The increasing income potential on seemingly safe haven assets including US sovereign debt takes the sheen off the stratospheric – triple digit in H1 – gains of riskier assets including blockchain mining equities.
Another explanation for recent climbdowns in blockchain ETF valuations could be continued uncertainty and delays to the approval of a spot bitcoin ETF in the US by the Securities and Exchange Commission (SEC).
A thematic swan song?
Elsewhere, Q3 may have marked the last gasp of cannabis thematic ETFs in Europe amid product and issuer mergers and acquisitions.
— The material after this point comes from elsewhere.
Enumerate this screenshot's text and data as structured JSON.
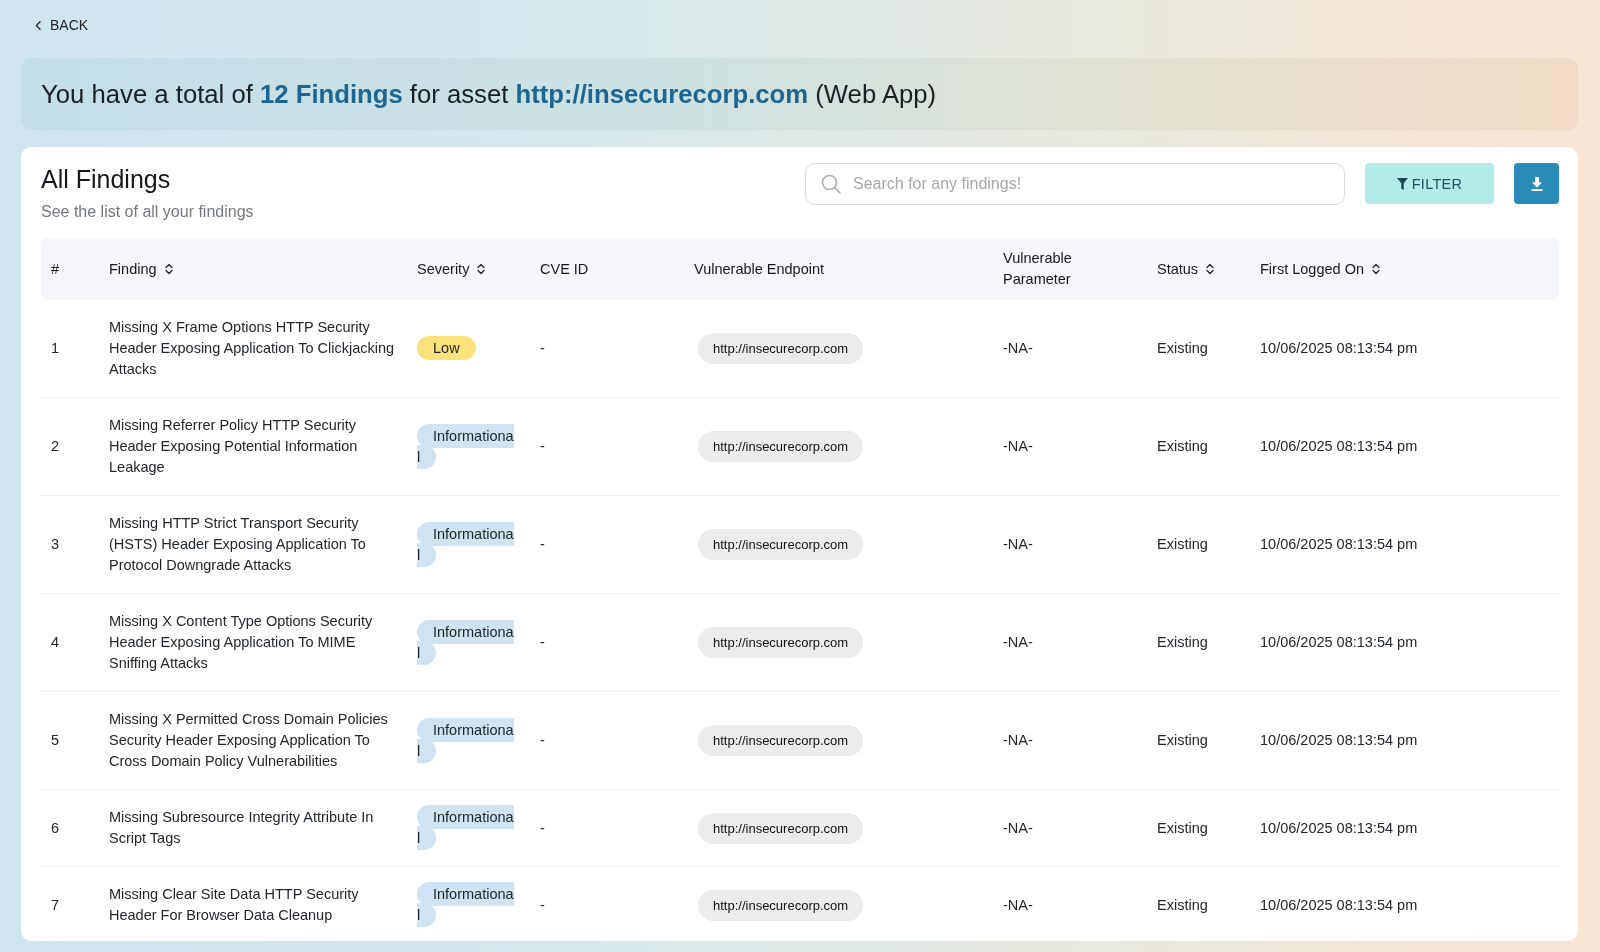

HANetf announced it would merge its “no longer viable” Medical Cannabis and Wellness UCITS ETF (CBDX) into its HAN-GINS Indexx Healthcare Megatrends Equal Weight UCITS ETF (WELL) on 29 September, marking the effective end of the strategy.
In the same month, Rize ETF was acquired from AssetCo by ARK Invest for £5.25m. It is unclear what this will mean for undersized products including the Rize Medical Cannabis and Life Sciences UCITS ETF (WELL) – and whether such products will be continued, merged or discontinued altogether.
Q3 marked a challenging three months for the cannabis theme, with CBDX falling 26.7% as a number of its underlying constituents were removed from its underlying index or delisted altogether.